Applications to convert a vacant elementary school in Uptown into apartments and a plan to add four more stories to the new Nobu Hotel in Fulton Market are on tap for the city’s Plan Commission today, as well as a new townhome development for the Galewood neighborhood on the city’s West Side.

Developer Morningside Equities Group is behind a plan to rehabilitate and convert the five-story Graeme Stewart Elementary School into a 64-unit residential building with 100 off-street parking spots. Located at 4525 North Kenmore Ave., the school is in Ald. James Cappleman’s 46th Ward. The school was one of 50 Chicago Public Schools closed in 2013. Built in 1906, the school was recently proposed as a Chicago landmark.

Morningside’s David M. Strosberg and Mary Ellen Martin are seeking to establish a planned development, because the unit count exceeds the threshold allowed in an RT-4 district. Morningside bought the school in January 2016.

The developer behind a Nobu Hotel in Fulton Market will return back to the Plan Commission to amend their existing planned development, first approved by the land-use body and subsequently the City Council in June 2015. The hotel is currently under construction. Mayor Rahm Emanuel and Ald. Walter Burnett (27) attended a groundbreaking ceremony on June 20, 2016. Two days later, at the June monthly City Council meeting, Mark Hunt filed an application for an amended PD to add four stories to the building for a total of 11-stories.

The Nobu Hospitality Group, started by famed Japanese Chef Nobu Matsuhisa, operates hotels and restaurants across the country, all located in refurbished buildings. Chicago’s is the only one that’s new construction.

In June of 2015, commissioners approved a scaled down redesign for a proposed Nobu Hotel and restaurant for a vacant lot in the West Loop. The original plan called for 155 hotel rooms, 65 parking spaces and a 10,000 square foot restaurant. The truncated size of the building was due not to concerns by local residents, but rather from concerns raised by Ald. Burnett and the city’s Department of Planning and Development. Ald. Burnett testified that he and the city were concerned a taller building would go against the character of the neighborhood, which at the time was being considered for landmark status.

The project, as approved by the Plan Commission last year, was seven stories with 83 hotel rooms and 35 off-site parking spots. Plans also included an amenity level, rooftop penthouse, and outdoor seating for the restaurant. Since the project qualifies as Transit Oriented Development–the new Morgan St. CTA station is within 600 ft. of the site–developers weren’t required to build on-site parking, but purchased a building on Mason and Randolph St. as a backup lot, according to the developer’s legal counsel, Rolando Acosta, with law firm Ginsberg Jacobs.

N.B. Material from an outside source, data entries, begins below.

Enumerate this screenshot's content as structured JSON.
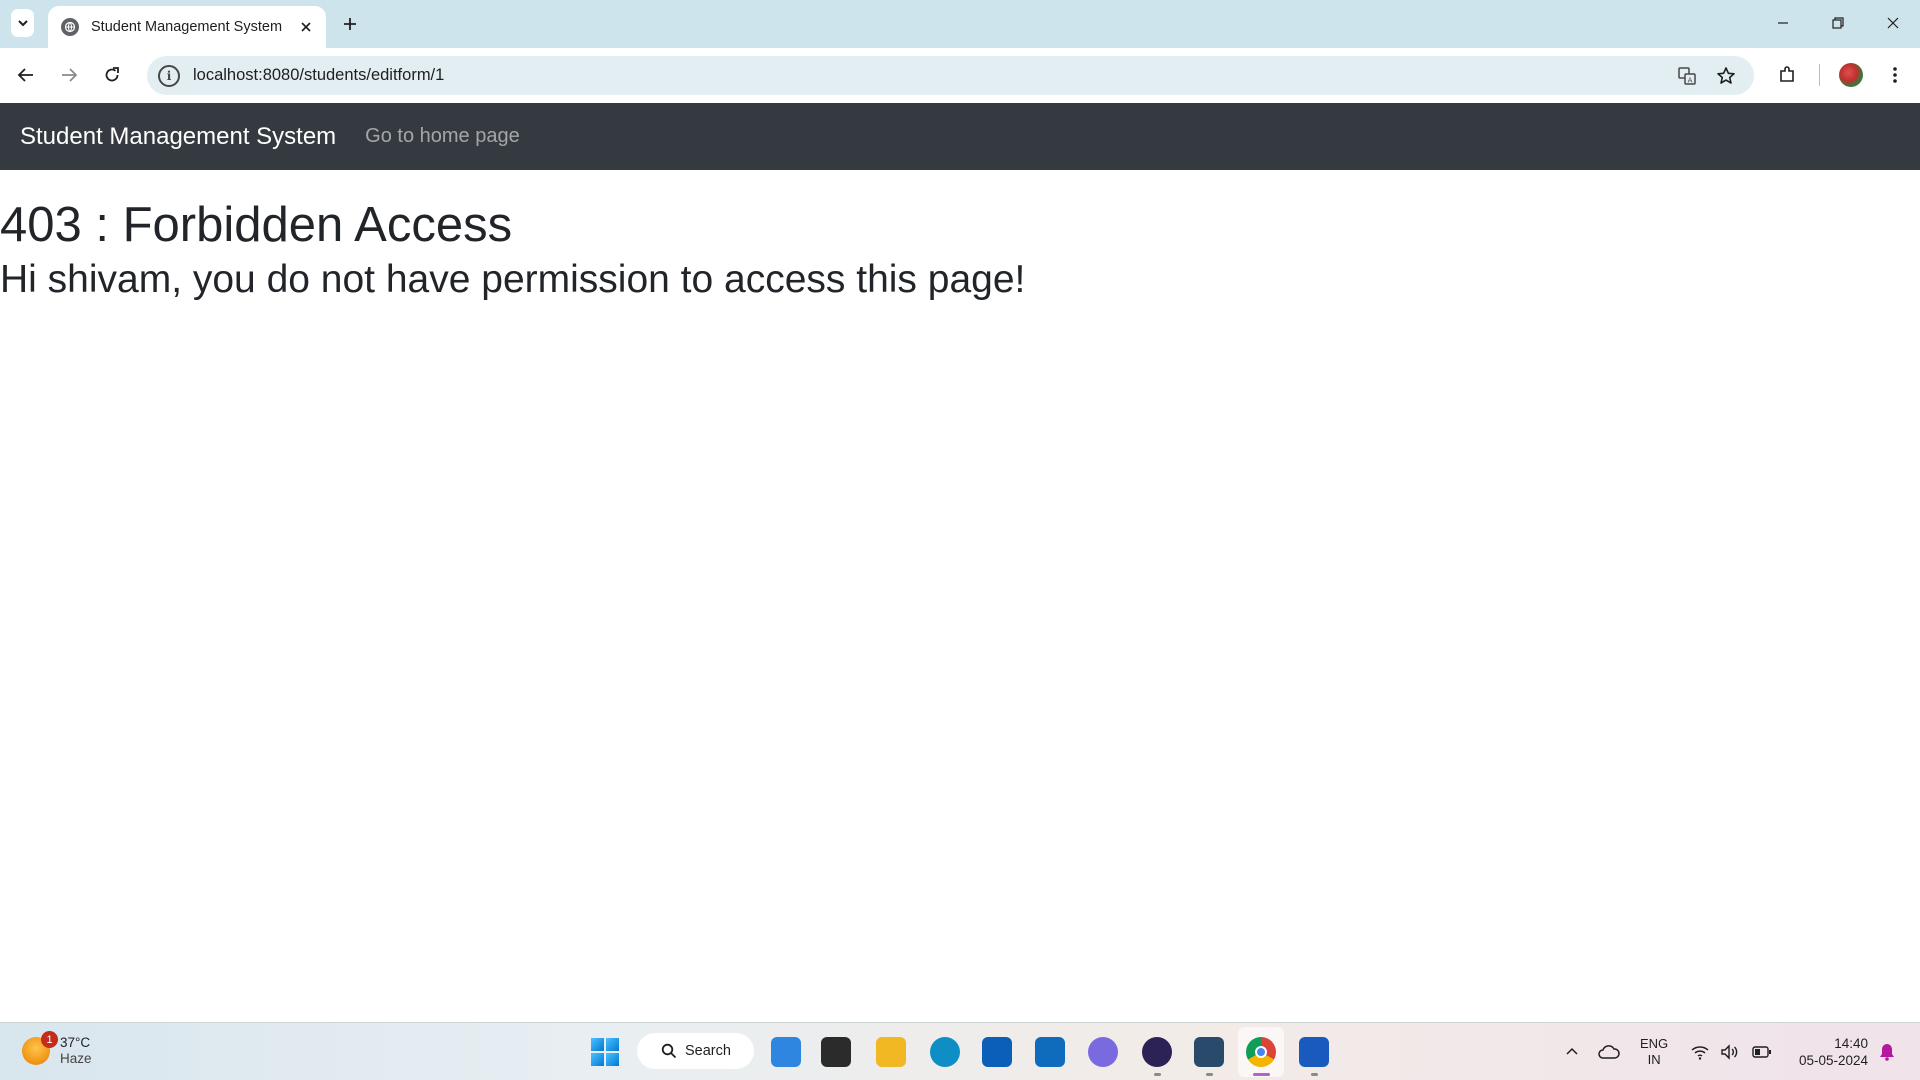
{
  "browser": {
    "tab_title": "Student Management System",
    "url": "localhost:8080/students/editform/1"
  },
  "page": {
    "navbar": {
      "brand": "Student Management System",
      "link": "Go to home page"
    },
    "heading": "403 : Forbidden Access",
    "message": "Hi shivam, you do not have permission to access this page!"
  },
  "taskbar": {
    "weather": {
      "temperature": "37°C",
      "condition": "Haze",
      "badge": "1"
    },
    "search_label": "Search",
    "pinned_apps": [
      {
        "name": "copilot-icon",
        "color": "#2f86e0"
      },
      {
        "name": "task-view-icon",
        "color": "#2b2b2b"
      },
      {
        "name": "file-explorer-icon",
        "color": "#f2b824"
      },
      {
        "name": "edge-icon",
        "color": "#0f8ec5"
      },
      {
        "name": "microsoft-store-icon",
        "color": "#0c5fb8"
      },
      {
        "name": "outlook-icon",
        "color": "#0f6cbd"
      },
      {
        "name": "ms-copilot-app-icon",
        "color": "#7a6ae0"
      },
      {
        "name": "eclipse-icon",
        "color": "#2c2255"
      },
      {
        "name": "mysql-workbench-icon",
        "color": "#2a4a6b"
      },
      {
        "name": "chrome-icon",
        "color": "#db4437"
      },
      {
        "name": "word-icon",
        "color": "#185abd"
      }
    ],
    "tray": {
      "language": "ENG",
      "region": "IN",
      "time": "14:40",
      "date": "05-05-2024"
    }
  }
}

At that June meeting, Zoning Administrator Patti Scudiero said she never thought the day would come when the project would finally reach the Plan Commission. When the project first reached her desk in 2012, Scudiero recalled, developers had requested that the site be rezoned as a Downtown district, which would have removed height restrictions. She said it was a big ask, especially as the Department was developing the Fulton Market Innovation District Plan. She thanked the applicant for being “more than patient with the City.”

And rarely is there an application for a large scale housing development outside the city’s central business district or north side, but today the Plan Commission will consider a zoning application from Mia Property Acquisitions (NOAH Properties) to build 14 three-story homes, for a total of 84-units in the city’s Glenwood neighborhood. The housing development is planned for a large vacant lot that spans the 2100 block of North Natchez, next to Roberto Clemente School. The project triggers the city’s affordable housing requirements (ARO), but the zoning application doesn’t detail if the developer is paying the in-lieu fee or providing on-site affordable units.  

Other Map Amendment/Planned Development Applications on the Plan Commission Agenda:

  • 57-61 W. Erie Street (42nd) – LG Development Group (Brian Goldberg, Barry Howard, Marc Lifshin) are seeking to establish a planned development to build a 12-story, 10-unit condo-building with a ground floor lobby and 10 parking spaces. The project is divided into two sub-areas. The new construction will be located in Sub-Area A; Sub-Area B is currently a four-story residential building with no changes proposed. The city’s ARO is triggered, and requires one affordable unit or an in-lieu fee.
  • 46 East Oak Street. (42nd Ward) – Since this is a Lake Michigan and Chicago Lakefront Protection Application, there’s no corresponding ordinance for this development plan. Plans call for a four-story commercial retail building with office space. According to the Plan Commission agenda, the developer is “STRS L3 ACQ4, LLC” (Thor Equities, according to Crain’s Chicago.)
  • 1760 W. Wrightwood Avenue (32nd Ward) This is another application to amend an existing planned development first approved in 2001. Hartland Park Master Homeowners Association wants to amend PD # 797 “to allow the applicant to retain as private all streets within the Planned Development and allow the applicant to continue to be responsible for and regulate the streets” according to the letter filed by their attorney, Thomas S. Moore.